Does reporting for work require physically showing up at the place ready to work? The Ninth Circuit just confronted this issue. It decided that California’s Wage Order No. 7-2001 does not require an employee to report to work in person in order to qualify for reporting time pay. No physical presence is required. Although this case does not directly implicate the variety of remote and virtual work arrangements that have been instituted in light of the current public health crisis, it is natural to read this opinion with the news of the day in mind.
The basic facts are these. Alexia Herrera filed a putative class action against California retailer Zumiez Inc., alleging that it failed to compensate her for reporting time pay when she participated in the company’s mandatory call-in protocol. As alleged, that protocol requires that employees scheduled for call-in shifts must call the manager 30–60 minutes in advance of the shift (if the employee has not worked the previous shift) or communicate with the manager at the end of the previous shift (if the call-in shift follows another shift). The employee must be available to work the call-in shift if needed. Yet she alleges that if the manager does not need the employee for the call-in shift, the employee is not paid any reporting time pay. (The wage order says that “[e]ach workday an employee is required to report for work and does report, but is not put to work or is furnished less than half said employee’s usual or scheduled day’s work, the employee shall be paid for half the usual or scheduled day’s work” in an amount no less than two hours’ wages and no more than four hours’ wages.) Herrera’s complaint also included related claims for failure to pay minimum wage and for indemnification for phone call expenses related to participation in the call-in protocol.
Zumiez moved for judgment on the pleadings, which the district court denied. The court did agree to certify the issue pursuant to 28 U.S.C. § 1292(b). A petition for permission to appeal the interlocutory order was filed, and the Ninth Circuit granted the petition.
While the appeal was pending, the legal landscape changed. The California Court of Appeal (Second District) issued its decision in Ward v. Tilly’s, Inc. In a similar case, the state intermediate appellate court held (in a 2–1 decision) that reporting time pay must be paid. The Ward court looked beyond the plain language of the reporting time pay provision, deciding that “the text of Wage Order 7, alone, is not determinative of the question.” That court also addressed regulatory history, purpose, and public policy arguments. Its conclusion is reflected in the following holding: “[A]n employee need not necessarily physically appear at the workplace to ‘report for work.’ Instead, ‘reporting for work’ within the meaning of the wage order is best understood as presenting oneself as ordered. ‘Report for work,’ in other words … is defined by the party who directs the manner in which the employee is to present himself or herself for work — that is, by the employer.”
The Ninth Circuit then determined, in light of finding no “persuasive data” that the California Supreme Court would decide the case differently, that it must follow the Ward court’s lead. It therefore affirmed the district court’s denial of the motion for judgment on the pleadings (except for the indemnification claim, which it stated might be amended to include more specific allegations).

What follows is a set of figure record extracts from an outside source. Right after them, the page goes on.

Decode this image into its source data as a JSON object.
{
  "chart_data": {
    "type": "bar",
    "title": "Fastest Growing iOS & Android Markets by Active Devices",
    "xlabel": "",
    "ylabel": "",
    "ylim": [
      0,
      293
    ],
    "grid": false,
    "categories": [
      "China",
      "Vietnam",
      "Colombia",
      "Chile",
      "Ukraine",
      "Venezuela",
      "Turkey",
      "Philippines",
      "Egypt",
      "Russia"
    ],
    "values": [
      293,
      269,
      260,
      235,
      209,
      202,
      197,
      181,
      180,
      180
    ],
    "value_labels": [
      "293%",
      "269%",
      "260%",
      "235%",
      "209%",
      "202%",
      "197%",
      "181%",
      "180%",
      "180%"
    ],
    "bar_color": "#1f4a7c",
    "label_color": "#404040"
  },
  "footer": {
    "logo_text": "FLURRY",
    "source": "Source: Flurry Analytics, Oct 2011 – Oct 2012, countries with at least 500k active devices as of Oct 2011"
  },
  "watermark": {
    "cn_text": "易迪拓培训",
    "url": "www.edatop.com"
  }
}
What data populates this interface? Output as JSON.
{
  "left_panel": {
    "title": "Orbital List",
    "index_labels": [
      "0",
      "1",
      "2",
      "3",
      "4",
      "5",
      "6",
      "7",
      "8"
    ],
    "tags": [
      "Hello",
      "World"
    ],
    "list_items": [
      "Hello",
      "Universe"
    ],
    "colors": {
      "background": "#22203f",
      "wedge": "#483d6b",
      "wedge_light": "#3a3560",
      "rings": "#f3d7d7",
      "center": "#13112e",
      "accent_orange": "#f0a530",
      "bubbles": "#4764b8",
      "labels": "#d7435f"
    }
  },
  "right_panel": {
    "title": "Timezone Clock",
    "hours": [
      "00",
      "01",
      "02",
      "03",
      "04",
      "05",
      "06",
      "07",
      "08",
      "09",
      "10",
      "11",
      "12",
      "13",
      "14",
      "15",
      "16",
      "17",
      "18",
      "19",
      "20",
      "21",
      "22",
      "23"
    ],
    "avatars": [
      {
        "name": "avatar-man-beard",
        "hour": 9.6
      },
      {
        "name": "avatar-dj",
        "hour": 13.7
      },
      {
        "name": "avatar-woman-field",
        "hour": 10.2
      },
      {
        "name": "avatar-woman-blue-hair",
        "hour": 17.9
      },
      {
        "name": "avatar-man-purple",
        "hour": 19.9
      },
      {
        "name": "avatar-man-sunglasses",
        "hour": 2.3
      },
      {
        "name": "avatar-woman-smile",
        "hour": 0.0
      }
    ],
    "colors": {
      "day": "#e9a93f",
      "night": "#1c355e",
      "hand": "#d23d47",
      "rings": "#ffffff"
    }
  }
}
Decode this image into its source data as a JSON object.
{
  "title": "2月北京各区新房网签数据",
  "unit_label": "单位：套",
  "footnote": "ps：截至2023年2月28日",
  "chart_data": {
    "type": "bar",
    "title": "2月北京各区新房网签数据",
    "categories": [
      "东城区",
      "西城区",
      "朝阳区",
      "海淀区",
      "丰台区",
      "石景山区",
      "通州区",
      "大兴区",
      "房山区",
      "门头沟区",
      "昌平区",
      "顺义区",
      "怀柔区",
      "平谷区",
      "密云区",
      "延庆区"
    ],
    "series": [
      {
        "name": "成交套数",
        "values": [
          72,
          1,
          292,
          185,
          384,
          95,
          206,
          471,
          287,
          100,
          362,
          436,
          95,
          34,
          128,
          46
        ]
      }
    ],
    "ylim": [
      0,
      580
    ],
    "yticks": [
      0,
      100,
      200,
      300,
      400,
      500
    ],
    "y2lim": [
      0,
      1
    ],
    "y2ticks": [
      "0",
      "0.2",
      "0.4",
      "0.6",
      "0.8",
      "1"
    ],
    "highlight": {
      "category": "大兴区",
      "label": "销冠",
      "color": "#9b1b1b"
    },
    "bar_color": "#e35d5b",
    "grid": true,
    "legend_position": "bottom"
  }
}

The case is interesting in its own right, but there are some procedural aspects to the case that make it especially notable for practitioners.
First, the Ninth Circuit rejected the request by Zumiez that it certify the question to the California Supreme Court. The panel explained that (1) the state supreme court denied review in the Ward case; (2) there are no conflicting California Courts of Appeal decisions; and (3) “we have no reason to doubt that the California Supreme Court would reach an outcome consistent with Ward.”
Second, the Ninth Circuit panel decided to publish this decision as a precedential opinion.
Taken together, these two facts (no certification and publication) create a potential dilemma for practitioners in the future. Although the federal panel’s decision will not bind California state courts, it will bind federal district courts in the Ninth Circuit. Thus, Judge Nelson concurred but suggested that “the more prudent course would be not to publish an opinion in this case.” He explained his concern as follows:
The problem, I fear, is that our decision to publish will preclude California courts from telling us if we got it wrong. This published opinion may incentivize future plaintiffs to bring their state law cases in federal court, where the outcome is likely to be more favorable and more certain. This incentive, in turn, could prevent cases from percolating in the California state courts, foreclosing the state courts from weighing in on the issue. If California state courts are deprived the opportunity to provide “subsequent indication [to us] … that our interpretation [of California law] was incorrect,” cooperative judicial federalism is undermined.
At a minimum, Judge Nelson’s concerns raise a question whether defense counsel would want to remove the next one of these cases, if any, a plaintiff might choose to file in state court. While these kinds of nuanced tactical issues might escape consideration at the time of deciding whether to remove a class action, a practitioner might do well to take them into account in these circumstances.
Herrera v. Zumiez, Inc., No. 18-15135 (9th Cir. Mar. 19, 2020).